As bitcoin’s value rises to all-time highs, the enticement of earning bitcoin through the mining process has kept pace. The method of making bitcoin through the verification process is costly and not environmentally friendly. The appeal of mining for bitcoin is that you can earn bitcoin for your hard work if you do it correctly. Miners of bitcoin are reward by earning crypto tokens.
What is a Miner
A cryptocurrency miner gets paid to audit transactions. They are verifying the legitimacy of bitcoin transactions. This process is meant to keep the process honest and make sure there is no fraud in the bitcoin creation system. The goal is to eliminate the ability of double-spending.
What is Double Spending
The process of auditing is geared to eliminate the double spending of the same digital currency. Digital currency is like cash in that you should only be able to spend it once. If you give someone a $10 bill, you cannot spend the same bill again unless it’s a forgery. If you made a counterfeit bill with the same serial number, someone might recognize it. Unless the merchant gave you the $10 bill back with the merchandise your purchase, you would not be able to spend the same $10 bill again.
What a Bitcoin miner does is analogous to auditing for double-spending. To go through the auditing process, a bitcoin miner needs to check transactions to make sure that users have not illegitimately tried to spend the same bitcoin twice. The goal of a miner is two-fold.
They have to verify 1MB worth of transactions. They also have to be the first miner to arrive at the 64-digit hexadecimal number less than or equal to the target hash. Some of this could be considered guesswork. The total number of possible guesses for each of these problems being on the order of trillions, it’s incredibly challenging work. To solve a question first, miners need a lot of computing power. To mine successfully, you need to have a high “hash rate,” which is measured in terms of megahashes per second. Once miners have verified 1 megabyte worth of bitcoin transactions, known as a “block,” those miners are eligible to be rewarded with a quantity of bitcoin.
Environmentally Unfriendly
With bitcoin’s price at all-time highs, the number of miners participating in the auditing operation has increased significantly. This activity has a negative environmental impact. Energy-hogging crypto miners have been blamed for power outages in several countries worldwide.
According to research by cryptocurrency economist Alex De Vries, bitcoin’s record-high prices have created a crypto mining backlog where emissions from mining the virtual currency are likely to stay high regardless of the price.
With only 1 million bitcoin miners in the world, the amount of electricity that mining consumes in one year is equal to that used to power Malaysia, Sweden or Ukraine, according to the Cambridge Bitcoin Electricity Consumption Index. De Vries’s research claims that bitcoin’s yearly carbon emissions are on track to match London’s city, estimated to be 98.9 megatons.

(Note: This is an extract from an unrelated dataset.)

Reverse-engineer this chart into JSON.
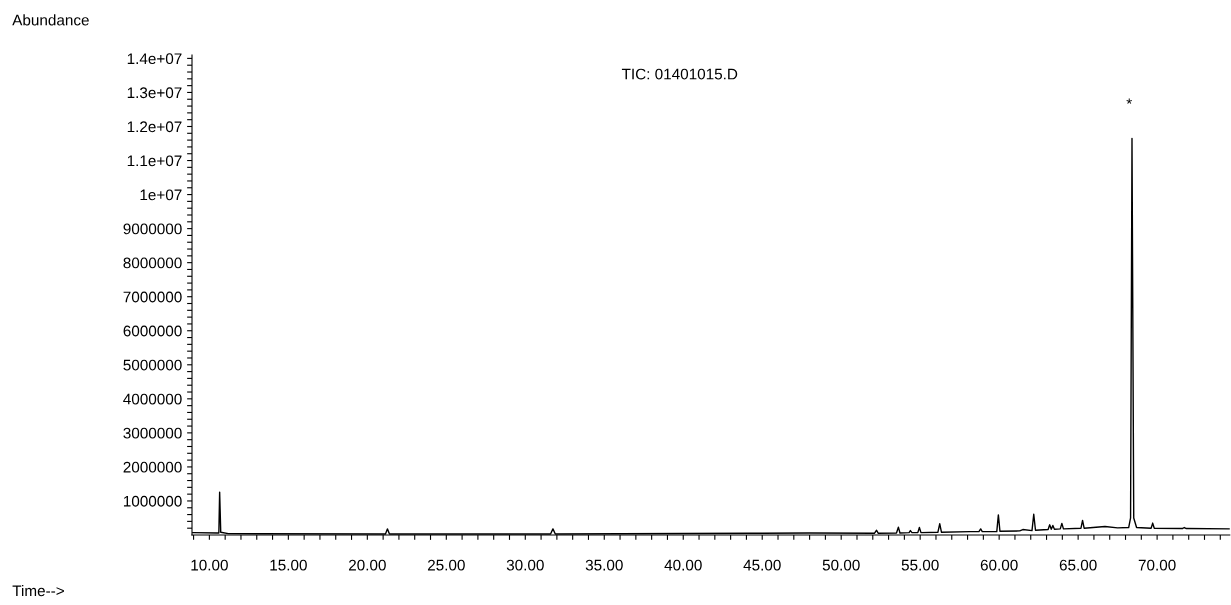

The study estimates that every dollar of bitcoin value mined accounts for 49 cents’ worth of health and climate damage in the U.S.

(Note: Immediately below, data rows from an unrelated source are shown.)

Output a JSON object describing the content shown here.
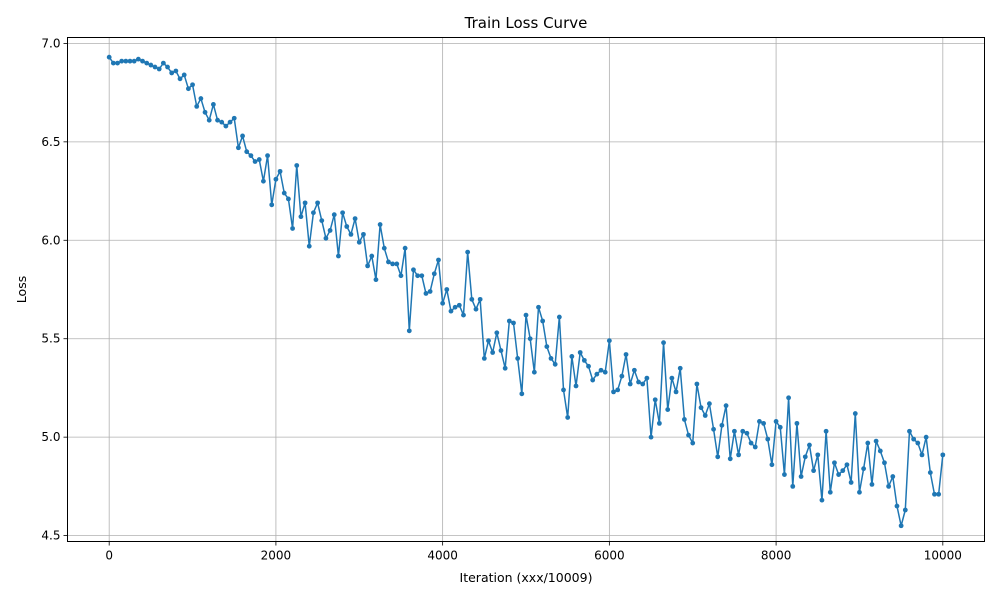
{
  "chart_data": {
    "type": "line",
    "title": "Train Loss Curve",
    "xlabel": "Iteration (xxx/10009)",
    "ylabel": "Loss",
    "xlim": [
      -500,
      10500
    ],
    "ylim": [
      4.47,
      7.03
    ],
    "xticks": [
      0,
      2000,
      4000,
      6000,
      8000,
      10000
    ],
    "xtick_labels": [
      "0",
      "2000",
      "4000",
      "6000",
      "8000",
      "10000"
    ],
    "yticks": [
      4.5,
      5.0,
      5.5,
      6.0,
      6.5,
      7.0
    ],
    "ytick_labels": [
      "4.5",
      "5.0",
      "5.5",
      "6.0",
      "6.5",
      "7.0"
    ],
    "grid": true,
    "series": [
      {
        "color": "#1f77b4",
        "marker": "circle",
        "x_start": 0,
        "x_step": 50,
        "values": [
          6.93,
          6.9,
          6.9,
          6.91,
          6.91,
          6.91,
          6.91,
          6.92,
          6.91,
          6.9,
          6.89,
          6.88,
          6.87,
          6.9,
          6.88,
          6.85,
          6.86,
          6.82,
          6.84,
          6.77,
          6.79,
          6.68,
          6.72,
          6.65,
          6.61,
          6.69,
          6.61,
          6.6,
          6.58,
          6.6,
          6.62,
          6.47,
          6.53,
          6.45,
          6.43,
          6.4,
          6.41,
          6.3,
          6.43,
          6.18,
          6.31,
          6.35,
          6.24,
          6.21,
          6.06,
          6.38,
          6.12,
          6.19,
          5.97,
          6.14,
          6.19,
          6.1,
          6.01,
          6.05,
          6.13,
          5.92,
          6.14,
          6.07,
          6.03,
          6.11,
          5.99,
          6.03,
          5.87,
          5.92,
          5.8,
          6.08,
          5.96,
          5.89,
          5.88,
          5.88,
          5.82,
          5.96,
          5.54,
          5.85,
          5.82,
          5.82,
          5.73,
          5.74,
          5.83,
          5.9,
          5.68,
          5.75,
          5.64,
          5.66,
          5.67,
          5.62,
          5.94,
          5.7,
          5.65,
          5.7,
          5.4,
          5.49,
          5.43,
          5.53,
          5.44,
          5.35,
          5.59,
          5.58,
          5.4,
          5.22,
          5.62,
          5.5,
          5.33,
          5.66,
          5.59,
          5.46,
          5.4,
          5.37,
          5.61,
          5.24,
          5.1,
          5.41,
          5.26,
          5.43,
          5.39,
          5.36,
          5.29,
          5.32,
          5.34,
          5.33,
          5.49,
          5.23,
          5.24,
          5.31,
          5.42,
          5.27,
          5.34,
          5.28,
          5.27,
          5.3,
          5.0,
          5.19,
          5.07,
          5.48,
          5.14,
          5.3,
          5.23,
          5.35,
          5.09,
          5.01,
          4.97,
          5.27,
          5.15,
          5.11,
          5.17,
          5.04,
          4.9,
          5.06,
          5.16,
          4.89,
          5.03,
          4.91,
          5.03,
          5.02,
          4.97,
          4.95,
          5.08,
          5.07,
          4.99,
          4.86,
          5.08,
          5.05,
          4.81,
          5.2,
          4.75,
          5.07,
          4.8,
          4.9,
          4.96,
          4.83,
          4.91,
          4.68,
          5.03,
          4.72,
          4.87,
          4.81,
          4.83,
          4.86,
          4.77,
          5.12,
          4.72,
          4.84,
          4.97,
          4.76,
          4.98,
          4.93,
          4.87,
          4.75,
          4.8,
          4.65,
          4.55,
          4.63,
          5.03,
          4.99,
          4.97,
          4.91,
          5.0,
          4.82,
          4.71,
          4.71,
          4.91
        ]
      }
    ]
  }
}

The mining process takes massive computing power in a race to audit a block of bitcoin and then be the first to guess the 64-bit hexadecimal code, which could have trillions of outcomes. The upshot is that the more computing power you have to throw at the problem, the more likely you will be the first to solve the equation. Additionally, the higher the bitcoin price, the more people will want to participate in the mining process and earn bitcoins from auditing the double-spending issue. That has effectively set off an arms race in which miners invest in even more computing equipment that they keep running 24 hours a day.
The demand for mining software and hardware is surging. Bitmain, a significant maker of mining rigs, sold out through August, while competitor Canaan is working through a backlog of 100,000 orders. Unless more miners can find cleaner sources of power to meet their computing demands, regions worldwide are likely to restrict or eliminate bitcoin mining to eliminate their environment’s neative impact.
The Bottom Line
The underlying issue is that to create bitcoin; you need to use a significant amount of electricity from computing power. As the market trades crypto to all to highs, more miners who verify transactions and get paid to handle this process are involved. Hardware and software used to mine bitcoin is either sold out or backlogged. In some instances, the costs of mining equal to the consumption of major cities worldwide. If miners cannot find a more effective way to mine for bitcoin, they are likely to face a systematic shutdown as they consume more energy and set a negative carbon footprint across the globe.